Começaram a correr. Dali a um minuto alcançaram o colono alto. Estava muito menos esfarrapado e relaxado do que imaginavam. Cliff e Hasso puxaram para trás os braços do homem, que se sentiu tomado de surpresa. Atan aplicou-lhe uma gravata. No mesmo instante Helga levantou a manga de sua roupa, encostou a seringa e apertou o acionador.

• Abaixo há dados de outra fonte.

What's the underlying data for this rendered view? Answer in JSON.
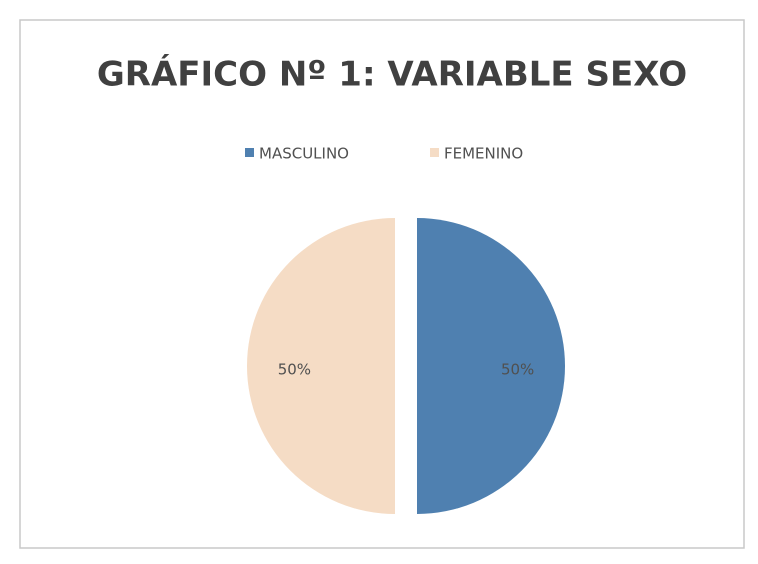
{
  "chart_data": {
    "type": "pie",
    "title": "GRÁFICO Nº 1: VARIABLE SEXO",
    "categories": [
      "MASCULINO",
      "FEMENINO"
    ],
    "values": [
      50,
      50
    ],
    "value_labels": [
      "50%",
      "50%"
    ],
    "colors": [
      "#4f80b0",
      "#f5dcc5"
    ],
    "legend": "top"
  }
}
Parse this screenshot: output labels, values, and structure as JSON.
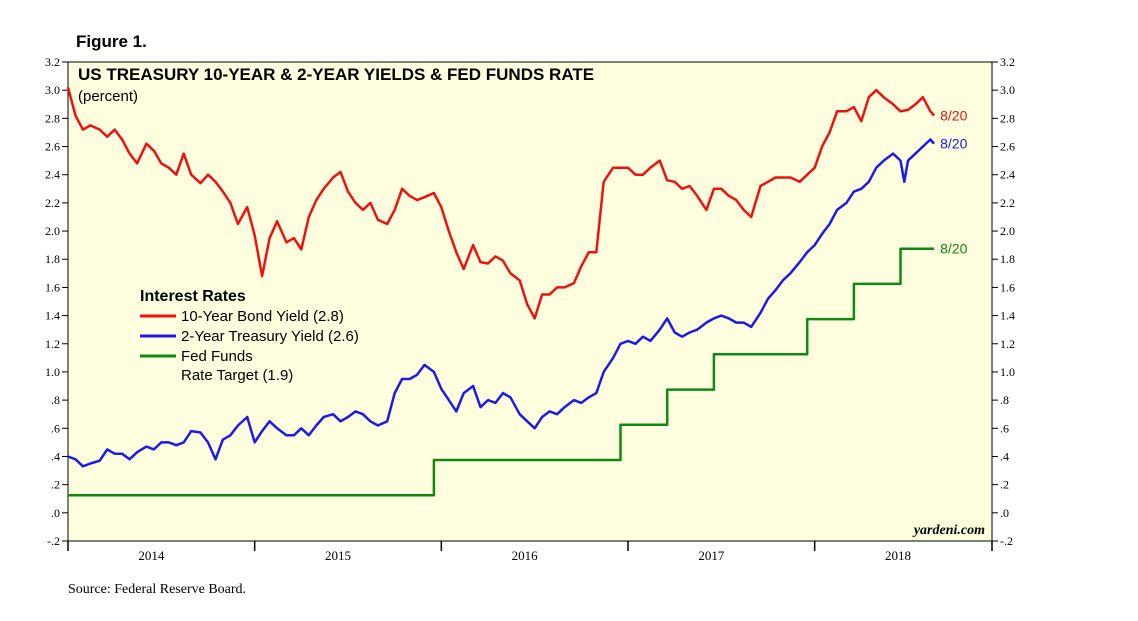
{
  "figure_label": "Figure 1.",
  "source_note": "Source: Federal Reserve Board.",
  "colors": {
    "plot_background": "#ffffe0",
    "ten_year": "#ee1111",
    "two_year": "#1a1aee",
    "fed_funds": "#118811"
  },
  "chart_data": {
    "type": "line",
    "title": "US TREASURY 10-YEAR & 2-YEAR YIELDS & FED FUNDS RATE",
    "subtitle": "(percent)",
    "xlabel": "",
    "ylabel": "",
    "xlim": [
      2014.0,
      2018.95
    ],
    "ylim": [
      -0.2,
      3.2
    ],
    "y_ticks": [
      -0.2,
      0.0,
      0.2,
      0.4,
      0.6,
      0.8,
      1.0,
      1.2,
      1.4,
      1.6,
      1.8,
      2.0,
      2.2,
      2.4,
      2.6,
      2.8,
      3.0,
      3.2
    ],
    "y_tick_labels": [
      "-.2",
      ".0",
      ".2",
      ".4",
      ".6",
      ".8",
      "1.0",
      "1.2",
      "1.4",
      "1.6",
      "1.8",
      "2.0",
      "2.2",
      "2.4",
      "2.6",
      "2.8",
      "3.0",
      "3.2"
    ],
    "x_year_labels": [
      {
        "label": "2014",
        "x": 2014.5
      },
      {
        "label": "2015",
        "x": 2015.5
      },
      {
        "label": "2016",
        "x": 2016.5
      },
      {
        "label": "2017",
        "x": 2017.5
      },
      {
        "label": "2018",
        "x": 2018.5
      }
    ],
    "x_year_boundaries": [
      2014.0,
      2015.0,
      2016.0,
      2017.0,
      2018.0
    ],
    "grid": false,
    "legend": {
      "title": "Interest Rates",
      "position": "center-left",
      "entries": [
        {
          "key": "ten_year",
          "lines": [
            "10-Year Bond Yield (2.8)"
          ]
        },
        {
          "key": "two_year",
          "lines": [
            "2-Year Treasury Yield (2.6)"
          ]
        },
        {
          "key": "fed_funds",
          "lines": [
            "Fed Funds",
            "Rate Target (1.9)"
          ]
        }
      ]
    },
    "watermark": "yardeni.com",
    "series": [
      {
        "key": "ten_year",
        "name": "10-Year Bond Yield",
        "end_label": "8/20",
        "step": false,
        "points": [
          [
            2014.0,
            3.02
          ],
          [
            2014.04,
            2.82
          ],
          [
            2014.08,
            2.72
          ],
          [
            2014.12,
            2.75
          ],
          [
            2014.17,
            2.72
          ],
          [
            2014.21,
            2.67
          ],
          [
            2014.25,
            2.72
          ],
          [
            2014.29,
            2.65
          ],
          [
            2014.33,
            2.55
          ],
          [
            2014.37,
            2.48
          ],
          [
            2014.42,
            2.62
          ],
          [
            2014.46,
            2.57
          ],
          [
            2014.5,
            2.48
          ],
          [
            2014.54,
            2.45
          ],
          [
            2014.58,
            2.4
          ],
          [
            2014.62,
            2.55
          ],
          [
            2014.66,
            2.4
          ],
          [
            2014.71,
            2.34
          ],
          [
            2014.75,
            2.4
          ],
          [
            2014.79,
            2.35
          ],
          [
            2014.83,
            2.28
          ],
          [
            2014.87,
            2.2
          ],
          [
            2014.91,
            2.05
          ],
          [
            2014.96,
            2.17
          ],
          [
            2015.0,
            1.97
          ],
          [
            2015.04,
            1.68
          ],
          [
            2015.08,
            1.95
          ],
          [
            2015.12,
            2.07
          ],
          [
            2015.17,
            1.92
          ],
          [
            2015.21,
            1.95
          ],
          [
            2015.25,
            1.87
          ],
          [
            2015.29,
            2.1
          ],
          [
            2015.33,
            2.22
          ],
          [
            2015.37,
            2.3
          ],
          [
            2015.42,
            2.38
          ],
          [
            2015.46,
            2.42
          ],
          [
            2015.5,
            2.28
          ],
          [
            2015.54,
            2.2
          ],
          [
            2015.58,
            2.15
          ],
          [
            2015.62,
            2.2
          ],
          [
            2015.66,
            2.08
          ],
          [
            2015.71,
            2.05
          ],
          [
            2015.75,
            2.15
          ],
          [
            2015.79,
            2.3
          ],
          [
            2015.83,
            2.25
          ],
          [
            2015.87,
            2.22
          ],
          [
            2015.91,
            2.24
          ],
          [
            2015.96,
            2.27
          ],
          [
            2016.0,
            2.17
          ],
          [
            2016.04,
            2.0
          ],
          [
            2016.08,
            1.85
          ],
          [
            2016.12,
            1.73
          ],
          [
            2016.17,
            1.9
          ],
          [
            2016.21,
            1.78
          ],
          [
            2016.25,
            1.77
          ],
          [
            2016.29,
            1.82
          ],
          [
            2016.33,
            1.79
          ],
          [
            2016.37,
            1.7
          ],
          [
            2016.42,
            1.65
          ],
          [
            2016.46,
            1.48
          ],
          [
            2016.5,
            1.38
          ],
          [
            2016.54,
            1.55
          ],
          [
            2016.58,
            1.55
          ],
          [
            2016.62,
            1.6
          ],
          [
            2016.66,
            1.6
          ],
          [
            2016.71,
            1.63
          ],
          [
            2016.75,
            1.75
          ],
          [
            2016.79,
            1.85
          ],
          [
            2016.83,
            1.85
          ],
          [
            2016.87,
            2.35
          ],
          [
            2016.92,
            2.45
          ],
          [
            2016.96,
            2.45
          ],
          [
            2017.0,
            2.45
          ],
          [
            2017.04,
            2.4
          ],
          [
            2017.08,
            2.4
          ],
          [
            2017.12,
            2.45
          ],
          [
            2017.17,
            2.5
          ],
          [
            2017.21,
            2.36
          ],
          [
            2017.25,
            2.35
          ],
          [
            2017.29,
            2.3
          ],
          [
            2017.33,
            2.32
          ],
          [
            2017.37,
            2.25
          ],
          [
            2017.42,
            2.15
          ],
          [
            2017.46,
            2.3
          ],
          [
            2017.5,
            2.3
          ],
          [
            2017.54,
            2.25
          ],
          [
            2017.58,
            2.22
          ],
          [
            2017.62,
            2.15
          ],
          [
            2017.66,
            2.1
          ],
          [
            2017.71,
            2.32
          ],
          [
            2017.75,
            2.35
          ],
          [
            2017.79,
            2.38
          ],
          [
            2017.83,
            2.38
          ],
          [
            2017.87,
            2.38
          ],
          [
            2017.92,
            2.35
          ],
          [
            2017.96,
            2.4
          ],
          [
            2018.0,
            2.45
          ],
          [
            2018.04,
            2.6
          ],
          [
            2018.08,
            2.7
          ],
          [
            2018.12,
            2.85
          ],
          [
            2018.17,
            2.85
          ],
          [
            2018.21,
            2.88
          ],
          [
            2018.25,
            2.78
          ],
          [
            2018.29,
            2.95
          ],
          [
            2018.33,
            3.0
          ],
          [
            2018.37,
            2.95
          ],
          [
            2018.42,
            2.9
          ],
          [
            2018.46,
            2.85
          ],
          [
            2018.5,
            2.86
          ],
          [
            2018.54,
            2.9
          ],
          [
            2018.58,
            2.95
          ],
          [
            2018.62,
            2.85
          ],
          [
            2018.64,
            2.82
          ]
        ]
      },
      {
        "key": "two_year",
        "name": "2-Year Treasury Yield",
        "end_label": "8/20",
        "step": false,
        "points": [
          [
            2014.0,
            0.4
          ],
          [
            2014.04,
            0.38
          ],
          [
            2014.08,
            0.33
          ],
          [
            2014.12,
            0.35
          ],
          [
            2014.17,
            0.37
          ],
          [
            2014.21,
            0.45
          ],
          [
            2014.25,
            0.42
          ],
          [
            2014.29,
            0.42
          ],
          [
            2014.33,
            0.38
          ],
          [
            2014.37,
            0.43
          ],
          [
            2014.42,
            0.47
          ],
          [
            2014.46,
            0.45
          ],
          [
            2014.5,
            0.5
          ],
          [
            2014.54,
            0.5
          ],
          [
            2014.58,
            0.48
          ],
          [
            2014.62,
            0.5
          ],
          [
            2014.66,
            0.58
          ],
          [
            2014.71,
            0.57
          ],
          [
            2014.75,
            0.5
          ],
          [
            2014.79,
            0.38
          ],
          [
            2014.83,
            0.52
          ],
          [
            2014.87,
            0.55
          ],
          [
            2014.91,
            0.62
          ],
          [
            2014.96,
            0.68
          ],
          [
            2015.0,
            0.5
          ],
          [
            2015.04,
            0.58
          ],
          [
            2015.08,
            0.65
          ],
          [
            2015.12,
            0.6
          ],
          [
            2015.17,
            0.55
          ],
          [
            2015.21,
            0.55
          ],
          [
            2015.25,
            0.6
          ],
          [
            2015.29,
            0.55
          ],
          [
            2015.33,
            0.62
          ],
          [
            2015.37,
            0.68
          ],
          [
            2015.42,
            0.7
          ],
          [
            2015.46,
            0.65
          ],
          [
            2015.5,
            0.68
          ],
          [
            2015.54,
            0.72
          ],
          [
            2015.58,
            0.7
          ],
          [
            2015.62,
            0.65
          ],
          [
            2015.66,
            0.62
          ],
          [
            2015.71,
            0.65
          ],
          [
            2015.75,
            0.85
          ],
          [
            2015.79,
            0.95
          ],
          [
            2015.83,
            0.95
          ],
          [
            2015.87,
            0.98
          ],
          [
            2015.91,
            1.05
          ],
          [
            2015.96,
            1.0
          ],
          [
            2016.0,
            0.88
          ],
          [
            2016.04,
            0.8
          ],
          [
            2016.08,
            0.72
          ],
          [
            2016.12,
            0.85
          ],
          [
            2016.17,
            0.9
          ],
          [
            2016.21,
            0.75
          ],
          [
            2016.25,
            0.8
          ],
          [
            2016.29,
            0.78
          ],
          [
            2016.33,
            0.85
          ],
          [
            2016.37,
            0.82
          ],
          [
            2016.42,
            0.7
          ],
          [
            2016.46,
            0.65
          ],
          [
            2016.5,
            0.6
          ],
          [
            2016.54,
            0.68
          ],
          [
            2016.58,
            0.72
          ],
          [
            2016.62,
            0.7
          ],
          [
            2016.66,
            0.75
          ],
          [
            2016.71,
            0.8
          ],
          [
            2016.75,
            0.78
          ],
          [
            2016.79,
            0.82
          ],
          [
            2016.83,
            0.85
          ],
          [
            2016.87,
            1.0
          ],
          [
            2016.92,
            1.1
          ],
          [
            2016.96,
            1.2
          ],
          [
            2017.0,
            1.22
          ],
          [
            2017.04,
            1.2
          ],
          [
            2017.08,
            1.25
          ],
          [
            2017.12,
            1.22
          ],
          [
            2017.17,
            1.3
          ],
          [
            2017.21,
            1.38
          ],
          [
            2017.25,
            1.28
          ],
          [
            2017.29,
            1.25
          ],
          [
            2017.33,
            1.28
          ],
          [
            2017.37,
            1.3
          ],
          [
            2017.42,
            1.35
          ],
          [
            2017.46,
            1.38
          ],
          [
            2017.5,
            1.4
          ],
          [
            2017.54,
            1.38
          ],
          [
            2017.58,
            1.35
          ],
          [
            2017.62,
            1.35
          ],
          [
            2017.66,
            1.32
          ],
          [
            2017.71,
            1.42
          ],
          [
            2017.75,
            1.52
          ],
          [
            2017.79,
            1.58
          ],
          [
            2017.83,
            1.65
          ],
          [
            2017.87,
            1.7
          ],
          [
            2017.92,
            1.78
          ],
          [
            2017.96,
            1.85
          ],
          [
            2018.0,
            1.9
          ],
          [
            2018.04,
            1.98
          ],
          [
            2018.08,
            2.05
          ],
          [
            2018.12,
            2.15
          ],
          [
            2018.17,
            2.2
          ],
          [
            2018.21,
            2.28
          ],
          [
            2018.25,
            2.3
          ],
          [
            2018.29,
            2.35
          ],
          [
            2018.33,
            2.45
          ],
          [
            2018.37,
            2.5
          ],
          [
            2018.42,
            2.55
          ],
          [
            2018.46,
            2.5
          ],
          [
            2018.48,
            2.35
          ],
          [
            2018.5,
            2.5
          ],
          [
            2018.54,
            2.55
          ],
          [
            2018.58,
            2.6
          ],
          [
            2018.62,
            2.65
          ],
          [
            2018.64,
            2.62
          ]
        ]
      },
      {
        "key": "fed_funds",
        "name": "Fed Funds Rate Target",
        "end_label": "8/20",
        "step": true,
        "points": [
          [
            2014.0,
            0.125
          ],
          [
            2015.96,
            0.375
          ],
          [
            2016.96,
            0.625
          ],
          [
            2017.21,
            0.875
          ],
          [
            2017.46,
            1.125
          ],
          [
            2017.96,
            1.375
          ],
          [
            2018.21,
            1.625
          ],
          [
            2018.46,
            1.875
          ],
          [
            2018.64,
            1.875
          ]
        ]
      }
    ]
  }
}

Ouviu-se um chiado forte e ligeiro.
O medicamento penetrou-lhe na corrente sangüínea, foi direto ao cérebro e dentro de trinta segundos tranqüilizou as células que se debatiam furiosamente. Os olhos voltaram ao normal. A pressão das mãos dos astronautas tornou-se menos intensa.
— Diabo, o que é isso? — perguntou o homem perplexo.

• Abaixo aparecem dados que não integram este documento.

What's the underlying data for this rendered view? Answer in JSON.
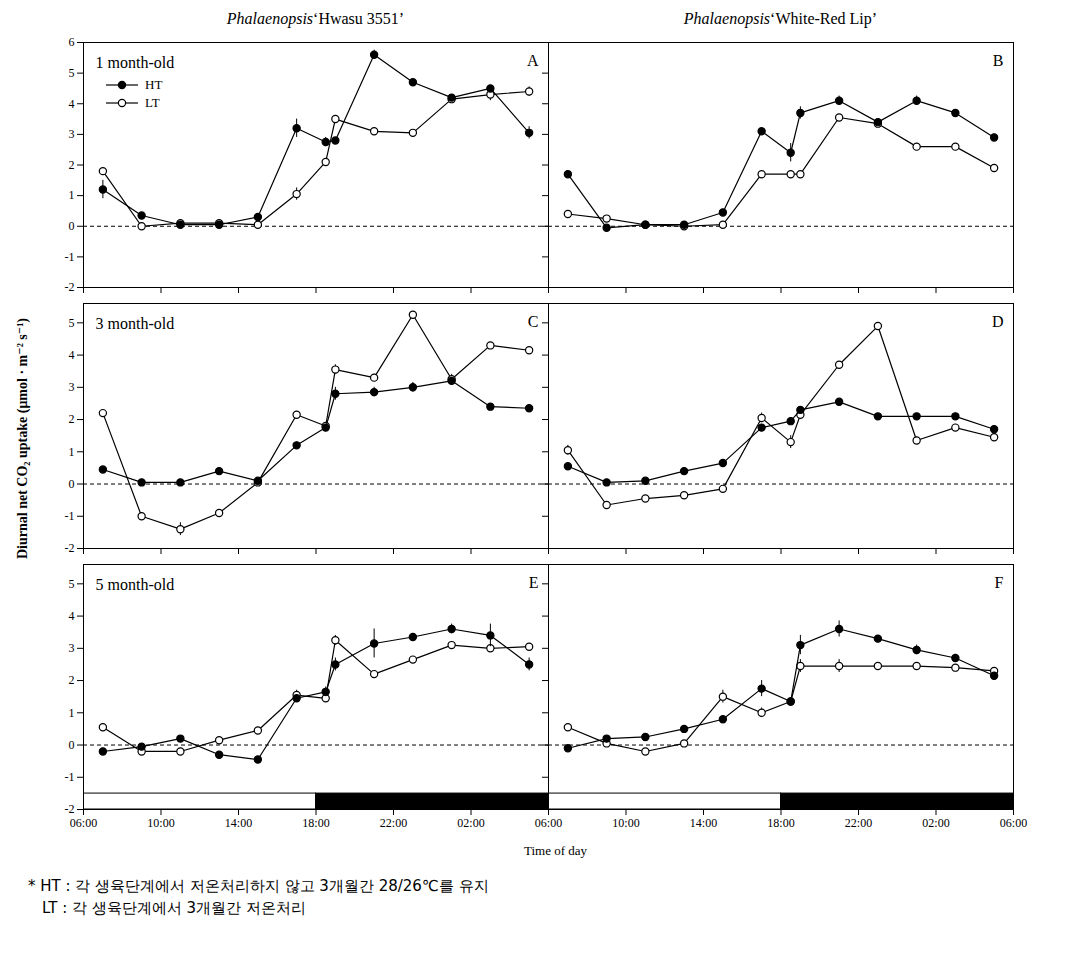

— É a tripulação da nave espacial Orion — disse Atan, soltando o pescoço do homem. O rosto descontraiu-se de forma quase imperceptível, e seu ânimo de defesa desapareceu.
— O que desejam?
— Uma informação — disse Cliff em tom seco. — Percebe que ficou imune às alucinações?
Por alguns segundos, o homem contemplou a praça e as pessoas que passavam correndo sem dar a menor atenção ao grupo. De repente pareceu lembrar-se de toda a série de eventos. Seu rosto ficou vermelho e passou ao pálido. Sua voz tremia de raiva quando exclamou:
— Essa coisa maldita. Todo mundo enlouqueceu. O que está acontecendo por aqui?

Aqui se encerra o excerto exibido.